Perhaps it could be done graphically by noting the fact that the numerator and denominator are a pair of parabolas symmetric about the $x$ axis, but I do not know how to continue.
Thanks!
On
Hint wehave $$\frac{x^2-3x+4}{x^2+3x+4}=y$$ $$x^2(y-1)+x(3y+3)+4y-4=0$$ set the discriminant greater or equal to zero
On
$$\dfrac{x^2-3x+4}{x^2+3x+4}=1-\dfrac{6x}{x^2+3x+4}=1-\dfrac6{x+\dfrac4x+3}$$
Now if $x>0, x+\dfrac4x\ge2\sqrt{x\cdot\dfrac4x}=4$
$\implies\dfrac1{x+\dfrac4x+3}\le\dfrac17\implies-\dfrac6{x+\dfrac4x+3}\ge-\dfrac67$
If $x<0, x=-y, y>0, x+\dfrac4x=-\left(y+\dfrac4y\right)$
Can you take it from here?
On
They did not specify that calculus mustn't be used, but I was curious if it could be solved in a simpler way – Monocerotis Nov 20 at 8:19
thanks man, you saved me from a lot of differentiation and substitution – Monocerotis Nov 20 at 8:46
The most simple way to solve your problem is by using calculus:
By applying the quotient rule, you get: $y'(x)=(\frac{x^2-3x+4}{x^2+3x+4})'=\frac{(2x-3)(x^2+3x+4)-(2x+3)(x^2-3x+4)}{(x^2+3x+4)^2}$.
After putting the condition $y'(x)=0$ and expanding the numerator of $y'(x)$, you obtain:
$x^2-4=0$, whose solutions are:
$x_1=2$ and $x_2=-2$.
In conclusion:
$y_{max}=7$ (for $x=-2$) and $y_{min}=\frac{1}{7}$ (for $x=2$).
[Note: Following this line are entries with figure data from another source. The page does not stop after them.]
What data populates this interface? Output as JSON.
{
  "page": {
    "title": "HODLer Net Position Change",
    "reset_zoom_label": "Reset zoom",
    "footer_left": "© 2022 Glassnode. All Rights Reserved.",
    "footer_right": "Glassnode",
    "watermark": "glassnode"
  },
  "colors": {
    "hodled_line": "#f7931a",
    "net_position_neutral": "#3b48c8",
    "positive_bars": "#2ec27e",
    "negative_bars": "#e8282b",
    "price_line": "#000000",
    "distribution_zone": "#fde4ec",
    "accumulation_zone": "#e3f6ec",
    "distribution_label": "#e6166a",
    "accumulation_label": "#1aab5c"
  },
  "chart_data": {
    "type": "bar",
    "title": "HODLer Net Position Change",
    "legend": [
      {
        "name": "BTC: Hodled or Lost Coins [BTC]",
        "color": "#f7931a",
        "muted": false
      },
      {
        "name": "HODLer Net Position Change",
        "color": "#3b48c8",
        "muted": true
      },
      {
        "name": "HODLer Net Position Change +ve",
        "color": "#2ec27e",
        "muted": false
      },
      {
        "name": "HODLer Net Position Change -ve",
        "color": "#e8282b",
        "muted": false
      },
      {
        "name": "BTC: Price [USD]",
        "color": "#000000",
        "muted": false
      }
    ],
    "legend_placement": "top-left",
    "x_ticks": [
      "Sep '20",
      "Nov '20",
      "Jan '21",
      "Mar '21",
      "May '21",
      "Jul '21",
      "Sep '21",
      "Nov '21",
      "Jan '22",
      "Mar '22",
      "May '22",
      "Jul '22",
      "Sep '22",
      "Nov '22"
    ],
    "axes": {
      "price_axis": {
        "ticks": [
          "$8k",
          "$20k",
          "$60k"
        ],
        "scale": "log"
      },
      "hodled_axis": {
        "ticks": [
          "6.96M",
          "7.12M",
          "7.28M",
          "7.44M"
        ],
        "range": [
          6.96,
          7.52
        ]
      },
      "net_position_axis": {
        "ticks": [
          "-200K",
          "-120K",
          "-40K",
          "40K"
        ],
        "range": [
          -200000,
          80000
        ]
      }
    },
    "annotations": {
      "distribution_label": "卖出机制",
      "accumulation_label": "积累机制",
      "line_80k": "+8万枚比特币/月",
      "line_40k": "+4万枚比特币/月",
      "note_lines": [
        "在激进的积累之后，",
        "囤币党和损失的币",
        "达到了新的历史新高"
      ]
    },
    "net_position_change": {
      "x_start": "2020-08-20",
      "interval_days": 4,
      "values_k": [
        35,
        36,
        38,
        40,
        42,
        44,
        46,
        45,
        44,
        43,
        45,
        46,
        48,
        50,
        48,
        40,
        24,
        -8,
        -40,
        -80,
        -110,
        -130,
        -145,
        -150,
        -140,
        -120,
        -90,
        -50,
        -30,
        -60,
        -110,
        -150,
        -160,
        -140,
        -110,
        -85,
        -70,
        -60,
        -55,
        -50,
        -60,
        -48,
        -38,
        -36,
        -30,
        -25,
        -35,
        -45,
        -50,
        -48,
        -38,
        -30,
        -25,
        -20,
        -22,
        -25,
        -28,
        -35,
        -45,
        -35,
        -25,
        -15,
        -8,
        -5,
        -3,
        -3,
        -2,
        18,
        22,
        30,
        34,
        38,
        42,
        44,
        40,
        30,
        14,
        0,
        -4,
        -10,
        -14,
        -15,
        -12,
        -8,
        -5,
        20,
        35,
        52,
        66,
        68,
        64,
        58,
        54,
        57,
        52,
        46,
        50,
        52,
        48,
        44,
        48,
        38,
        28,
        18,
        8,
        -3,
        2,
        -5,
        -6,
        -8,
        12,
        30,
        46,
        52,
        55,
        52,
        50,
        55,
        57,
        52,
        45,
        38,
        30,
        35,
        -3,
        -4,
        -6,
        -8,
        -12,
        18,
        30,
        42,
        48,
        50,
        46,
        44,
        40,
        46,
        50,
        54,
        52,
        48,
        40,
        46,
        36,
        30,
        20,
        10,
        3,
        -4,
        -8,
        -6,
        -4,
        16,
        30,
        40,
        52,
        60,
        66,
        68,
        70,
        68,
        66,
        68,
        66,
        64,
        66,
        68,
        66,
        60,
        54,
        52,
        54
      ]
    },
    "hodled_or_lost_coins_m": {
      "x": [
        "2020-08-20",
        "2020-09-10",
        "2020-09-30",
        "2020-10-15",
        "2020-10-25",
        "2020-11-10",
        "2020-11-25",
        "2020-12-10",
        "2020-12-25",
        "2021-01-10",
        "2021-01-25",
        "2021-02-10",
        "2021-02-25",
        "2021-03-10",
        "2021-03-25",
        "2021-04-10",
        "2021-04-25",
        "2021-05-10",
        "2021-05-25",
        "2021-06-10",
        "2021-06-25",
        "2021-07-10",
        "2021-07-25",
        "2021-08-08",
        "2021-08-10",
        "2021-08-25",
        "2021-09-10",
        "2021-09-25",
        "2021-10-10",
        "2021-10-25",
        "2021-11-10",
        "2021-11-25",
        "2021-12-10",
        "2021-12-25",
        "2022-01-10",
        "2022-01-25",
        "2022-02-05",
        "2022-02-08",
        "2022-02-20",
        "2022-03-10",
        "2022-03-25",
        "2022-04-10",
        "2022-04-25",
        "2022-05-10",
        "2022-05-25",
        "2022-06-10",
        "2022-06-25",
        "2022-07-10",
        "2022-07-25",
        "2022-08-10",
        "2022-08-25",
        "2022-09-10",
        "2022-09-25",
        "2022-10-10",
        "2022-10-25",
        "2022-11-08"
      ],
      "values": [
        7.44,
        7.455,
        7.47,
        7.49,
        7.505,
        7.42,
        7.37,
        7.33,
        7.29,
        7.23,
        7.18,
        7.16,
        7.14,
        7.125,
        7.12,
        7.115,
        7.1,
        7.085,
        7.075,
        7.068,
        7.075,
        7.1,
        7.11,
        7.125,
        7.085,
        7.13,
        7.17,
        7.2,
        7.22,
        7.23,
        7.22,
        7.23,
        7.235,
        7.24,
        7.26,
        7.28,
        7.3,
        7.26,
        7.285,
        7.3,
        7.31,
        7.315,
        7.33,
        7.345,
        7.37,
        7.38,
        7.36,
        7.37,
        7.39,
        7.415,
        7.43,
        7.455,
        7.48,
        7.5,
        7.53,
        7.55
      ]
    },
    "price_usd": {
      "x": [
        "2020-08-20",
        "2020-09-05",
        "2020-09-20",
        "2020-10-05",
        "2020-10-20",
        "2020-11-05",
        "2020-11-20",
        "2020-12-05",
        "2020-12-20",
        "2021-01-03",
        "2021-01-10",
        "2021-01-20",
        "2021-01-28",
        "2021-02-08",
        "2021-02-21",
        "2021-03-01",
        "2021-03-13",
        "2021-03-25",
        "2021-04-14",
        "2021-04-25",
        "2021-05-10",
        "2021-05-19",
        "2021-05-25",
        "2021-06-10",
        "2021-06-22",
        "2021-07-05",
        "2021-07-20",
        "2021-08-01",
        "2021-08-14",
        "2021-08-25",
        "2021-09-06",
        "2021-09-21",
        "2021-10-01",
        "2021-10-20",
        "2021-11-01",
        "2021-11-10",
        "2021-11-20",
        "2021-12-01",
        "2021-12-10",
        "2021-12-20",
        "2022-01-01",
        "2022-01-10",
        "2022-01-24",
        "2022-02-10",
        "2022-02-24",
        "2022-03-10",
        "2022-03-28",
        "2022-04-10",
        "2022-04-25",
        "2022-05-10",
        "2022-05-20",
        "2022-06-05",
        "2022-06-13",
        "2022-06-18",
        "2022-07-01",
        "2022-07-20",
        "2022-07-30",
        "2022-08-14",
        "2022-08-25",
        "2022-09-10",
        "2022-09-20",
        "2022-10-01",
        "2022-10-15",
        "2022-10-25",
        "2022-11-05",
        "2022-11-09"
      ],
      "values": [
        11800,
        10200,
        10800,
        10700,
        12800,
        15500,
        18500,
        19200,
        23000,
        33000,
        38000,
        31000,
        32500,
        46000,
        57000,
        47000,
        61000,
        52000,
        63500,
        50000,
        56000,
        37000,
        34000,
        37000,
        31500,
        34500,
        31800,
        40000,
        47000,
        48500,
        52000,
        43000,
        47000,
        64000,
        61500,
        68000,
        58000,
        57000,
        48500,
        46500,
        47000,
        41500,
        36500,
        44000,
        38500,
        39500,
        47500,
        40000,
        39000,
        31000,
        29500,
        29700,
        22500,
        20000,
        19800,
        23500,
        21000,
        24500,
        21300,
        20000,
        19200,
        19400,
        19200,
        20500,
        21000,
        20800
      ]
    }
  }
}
Let the maximum of $f(x) = \frac{x^2-3x+4}{x^2+3x+4}$ be $m$. Then:
$$x^2-3x+4 = mx^2 + 3mx + 4m$$ $$(m-1)x^2 + (3m+3)x + (4m - 4) = 0$$
We want this equation to have only one real root (a double root), so: $$\Delta = 0 \Rightarrow (3m+3)^2-4(m-1)(4m-4) = 0.$$
A similar process for the minimum ($n$) yields the same equation, as multiplying it by $-1$ does not change the values of $m$. Therefore, both the maximum and minimum values are given by this equation.